Walton felt her options slipping away. “How much time do we have, Baron?”

He cocked his head to the side.  “The offer that was extended was limited to 24 of your Earth hours.  They are very precise.”

 

 

The transporter beams faded as they stepped down onto the deck of the Perseverance.  Walton spoke to Ada. “Get him to sickbay.  Monitor him and see if you can talk to him about all this.”  She turned, stalking out the door and into the corridor.  Hazel Wallaker caught up with her.

“What are we going to do, Captain?”  The terrible choice they had in front of them was stark.  Put an ex-Borg into the heart of a race of biomechanical mining robots that had just been born or gamble with the Montana Squadron in the middle of a fight between the Vorethi and the robots they had born in blood.

Walton skidded to a stop outside the turbolift to the bridge.  “We’re going to tell our fleet captain about it.  And he’s going to decide what to do.  Baron Nine has been a friend to us.  I don’t want to pronounce a death sentence on him.  Especially if it’s just going to be a return to his nightmare as a Borg in the throes of another Collective.”

Wallaker took a deep breath before she spoke.  “What…what if he decides to do it, Captain?”

Wren grimaced. “Then I won’t have much of a choice, Lieutenant Wallaker.”  She stepped into the turbolift.  “Coming?”

“You’ve already decided.”  Ada Josephs said, her tone resigned as she sat across from Baron Nine in her office.  The shield remained in place, and his face was more relaxed given the distance between him and The Constructor.

His tone was plain, and bordered on what she thought was morose.  “I did not decide.  It has been decided for me, Dr.
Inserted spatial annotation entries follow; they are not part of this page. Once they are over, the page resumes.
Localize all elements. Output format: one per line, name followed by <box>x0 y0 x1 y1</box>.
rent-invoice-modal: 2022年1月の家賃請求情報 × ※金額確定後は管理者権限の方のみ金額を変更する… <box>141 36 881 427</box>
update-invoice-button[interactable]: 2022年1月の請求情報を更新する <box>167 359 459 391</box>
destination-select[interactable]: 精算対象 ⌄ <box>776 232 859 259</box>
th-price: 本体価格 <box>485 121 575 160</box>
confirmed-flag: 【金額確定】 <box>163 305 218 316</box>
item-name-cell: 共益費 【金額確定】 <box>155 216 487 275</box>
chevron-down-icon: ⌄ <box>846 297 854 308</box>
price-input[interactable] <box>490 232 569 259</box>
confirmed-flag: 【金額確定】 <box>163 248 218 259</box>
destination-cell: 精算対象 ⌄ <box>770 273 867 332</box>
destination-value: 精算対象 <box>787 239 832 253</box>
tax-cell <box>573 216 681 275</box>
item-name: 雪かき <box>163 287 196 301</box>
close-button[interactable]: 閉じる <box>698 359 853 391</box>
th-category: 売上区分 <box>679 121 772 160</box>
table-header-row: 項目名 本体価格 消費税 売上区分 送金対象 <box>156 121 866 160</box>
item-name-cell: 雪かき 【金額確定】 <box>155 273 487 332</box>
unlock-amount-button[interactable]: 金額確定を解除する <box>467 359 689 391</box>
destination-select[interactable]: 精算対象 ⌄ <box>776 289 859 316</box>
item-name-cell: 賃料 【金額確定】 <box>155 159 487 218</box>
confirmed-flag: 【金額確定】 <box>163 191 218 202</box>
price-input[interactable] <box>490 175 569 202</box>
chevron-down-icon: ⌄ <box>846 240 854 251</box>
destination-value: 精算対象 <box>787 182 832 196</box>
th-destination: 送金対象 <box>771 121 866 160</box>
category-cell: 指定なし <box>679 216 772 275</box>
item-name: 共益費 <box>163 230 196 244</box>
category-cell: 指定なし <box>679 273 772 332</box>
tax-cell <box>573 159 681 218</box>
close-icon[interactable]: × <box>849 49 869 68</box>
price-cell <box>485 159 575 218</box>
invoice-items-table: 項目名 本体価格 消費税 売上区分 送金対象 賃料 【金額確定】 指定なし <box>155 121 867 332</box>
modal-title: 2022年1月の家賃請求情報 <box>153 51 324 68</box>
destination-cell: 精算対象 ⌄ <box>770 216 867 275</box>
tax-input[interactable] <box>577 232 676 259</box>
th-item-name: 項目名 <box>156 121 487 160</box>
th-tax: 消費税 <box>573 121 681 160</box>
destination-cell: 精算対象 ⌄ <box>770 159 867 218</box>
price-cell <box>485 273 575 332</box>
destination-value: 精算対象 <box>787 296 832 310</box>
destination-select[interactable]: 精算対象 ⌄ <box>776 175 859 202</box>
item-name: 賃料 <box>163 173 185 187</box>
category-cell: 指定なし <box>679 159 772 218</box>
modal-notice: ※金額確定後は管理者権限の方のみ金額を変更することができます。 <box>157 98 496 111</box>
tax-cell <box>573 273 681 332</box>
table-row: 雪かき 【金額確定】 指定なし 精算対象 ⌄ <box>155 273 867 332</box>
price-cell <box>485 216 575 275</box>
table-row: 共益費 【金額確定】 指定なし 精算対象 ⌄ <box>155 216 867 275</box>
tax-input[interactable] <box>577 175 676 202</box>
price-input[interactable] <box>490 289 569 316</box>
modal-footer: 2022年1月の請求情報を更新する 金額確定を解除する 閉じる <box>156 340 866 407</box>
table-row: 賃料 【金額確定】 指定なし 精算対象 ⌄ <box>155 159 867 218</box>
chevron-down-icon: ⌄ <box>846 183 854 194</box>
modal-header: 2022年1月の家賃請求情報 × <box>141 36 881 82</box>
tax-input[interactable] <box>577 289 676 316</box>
Josephs.”  A long sigh escaped his lips.  “I cannot let the other scenario play out.”

Ada felt her heart climbing into her throat.  She had come to know Baron through his science laboratory work and his insatiable desire to discover the truth, and the reasons behind all of it.  She asked him, “Would you give us 22 hours to seek an alternative?”

A smile, or a Baron-equivalent smile, crossed his lips.  “I do not require sleep as the rest of you do.  I desire to help.  Even if I do not believe it is possible.”

Josephs returned his smile. “Always happy to prove an ex-Borg wrong.”